Long term income funds also have a high sensitivity to interest rate. However interest rate sensitivity is slightly less compared to gilt funds. The average YTM and modified duration of long term income funds, based on last month’s data, are 8.5% and 5 years respectively. Please note that these are average YTM and modified durations for the different funds in the long term income funds categories. Some funds may have lower yields and higher modified duration and vice versa. If YTM and modified duration is 8.5% and 5 years respectively, and interest rate goes down by 2 to 3% over the next three years, you can get 12 – 14% returns. Like gilt funds, if interest rates go up, however unlikely it might be, you will get much lower returns. Tata Dynamic Bond Fund, HDFC High Interest Fund – Dynamic Plan, BNP Paribas Flexi Debt Fund, among others are good long term income funds.

If you do not wish to take interest rate, then you can opt for credit opportunities funds. These funds invest in corporate bonds of very high credit quality and hold them till maturity. Therefore interest rate risk is low. Based on last month’s data, the average maturity of the credit opportunities funds is around 2.5 years. Since your investment horizon is 3 years, the re-investment risk is also relatively small. The average YTM of these funds is about 9%. However, if you choose the right credit opportunities funds you can potentially get in excess of 10% returns. Franklin India Short Term Income Plan, UTI income opportunities fund among others are good credit opportunities funds.

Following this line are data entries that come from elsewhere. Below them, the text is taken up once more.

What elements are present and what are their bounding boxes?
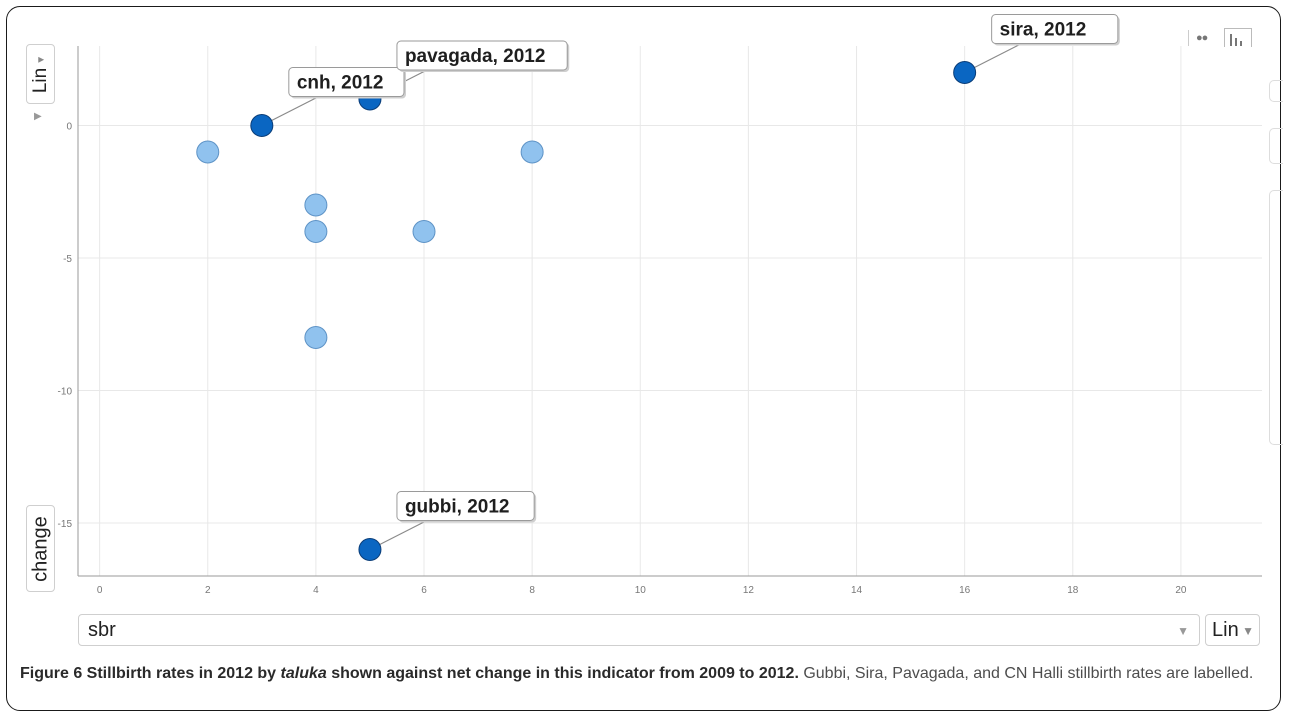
point-label-box	[288, 67, 405, 97]
x-tick-label: 18	[1067, 585, 1079, 596]
x-tick-label: 14	[851, 585, 863, 596]
caption-body: Gubbi, Sira, Pavagada, and CN Halli stil…	[798, 665, 1254, 682]
data-point[interactable]	[358, 538, 382, 561]
bubble-chart-icon[interactable]: ●●	[1196, 32, 1208, 44]
point-label-box	[396, 491, 535, 521]
x-tick-label: 16	[959, 585, 971, 596]
y-variable-label: change	[29, 515, 51, 582]
data-point[interactable]	[304, 326, 328, 349]
grid-lines	[78, 46, 1262, 576]
y-tick-label: -5	[63, 254, 72, 265]
x-tick-label: 4	[313, 585, 319, 596]
y-scale-label: Lin	[29, 67, 51, 94]
x-tick-label: 10	[635, 585, 647, 596]
point-label: gubbi, 2012	[396, 491, 537, 523]
point-label: cnh, 2012	[288, 67, 406, 99]
figure-caption: Figure 6 Stillbirth rates in 2012 by tal…	[20, 662, 1270, 686]
point-label: pavagada, 2012	[396, 40, 570, 72]
data-point[interactable]	[196, 140, 220, 164]
point-label-text: cnh, 2012	[297, 73, 384, 94]
x-tick-label: 0	[97, 585, 103, 596]
data-point[interactable]	[412, 220, 436, 243]
point-label: sira, 2012	[991, 14, 1120, 46]
data-point[interactable]	[304, 193, 328, 217]
point-label-text: gubbi, 2012	[405, 497, 510, 518]
data-points	[196, 61, 977, 561]
x-variable-selector[interactable]: sbr ▼	[78, 614, 1200, 646]
tick-labels: 0 2 4 6 8 10 12 14 16 18 20 0 -5 -10 -15	[58, 122, 1187, 597]
view-switcher: ●●	[1188, 28, 1262, 48]
x-variable-label: sbr	[88, 619, 116, 641]
bar-chart-icon[interactable]	[1224, 28, 1252, 47]
x-tick-label: 2	[205, 585, 211, 596]
side-panel-tab[interactable]	[1269, 128, 1283, 164]
x-variable-dropdown-icon: ▼	[1177, 624, 1189, 638]
view-switcher-divider	[1188, 30, 1189, 46]
caption-title: Figure 6 Stillbirth rates in 2012 by tal…	[20, 665, 799, 682]
point-label-box	[991, 14, 1119, 44]
y-tick-label: 0	[66, 122, 72, 133]
point-label-text: pavagada, 2012	[405, 46, 545, 67]
data-point[interactable]	[953, 61, 977, 84]
point-labels: cnh, 2012 pavagada, 2012 sira, 2012 gubbi, …	[288, 14, 1120, 523]
label-leaders	[261, 42, 1022, 551]
y-tick-label: -10	[58, 387, 73, 398]
y-axis-expand-icon[interactable]: ▶	[34, 111, 42, 122]
y-scale-dropdown-icon: ▼	[35, 54, 46, 65]
x-scale-dropdown-icon: ▼	[1242, 624, 1254, 638]
data-point[interactable]	[520, 140, 544, 164]
x-tick-label: 12	[743, 585, 755, 596]
y-tick-label: -15	[58, 519, 73, 530]
data-point[interactable]	[304, 220, 328, 243]
y-variable-selector[interactable]: change	[26, 505, 55, 592]
point-label-text: sira, 2012	[1000, 20, 1087, 41]
data-point[interactable]	[250, 114, 274, 137]
figure-frame	[6, 6, 1281, 711]
y-scale-selector[interactable]: Lin ▼	[26, 44, 55, 104]
axis-lines	[77, 46, 1262, 577]
point-label-box	[396, 40, 568, 71]
x-tick-label: 6	[421, 585, 427, 596]
x-scale-label: Lin	[1212, 619, 1239, 641]
x-tick-label: 8	[529, 585, 535, 596]
x-tick-label: 20	[1175, 585, 1187, 596]
side-panel-tab[interactable]	[1269, 80, 1283, 102]
x-scale-selector[interactable]: Lin ▼	[1205, 614, 1260, 646]
side-panel-tab[interactable]	[1269, 190, 1283, 445]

You can choose between long term debt funds and credit opportunities for your debt portfolio. You can also choose to allocate a portion of your investment to gilt funds, a portion to long term income fund and a portion to credit opportunities fund, depending on your risk profile and investment objectives. You should discuss with your financial advisor, your investment objectives and then make your investment decision accordingly.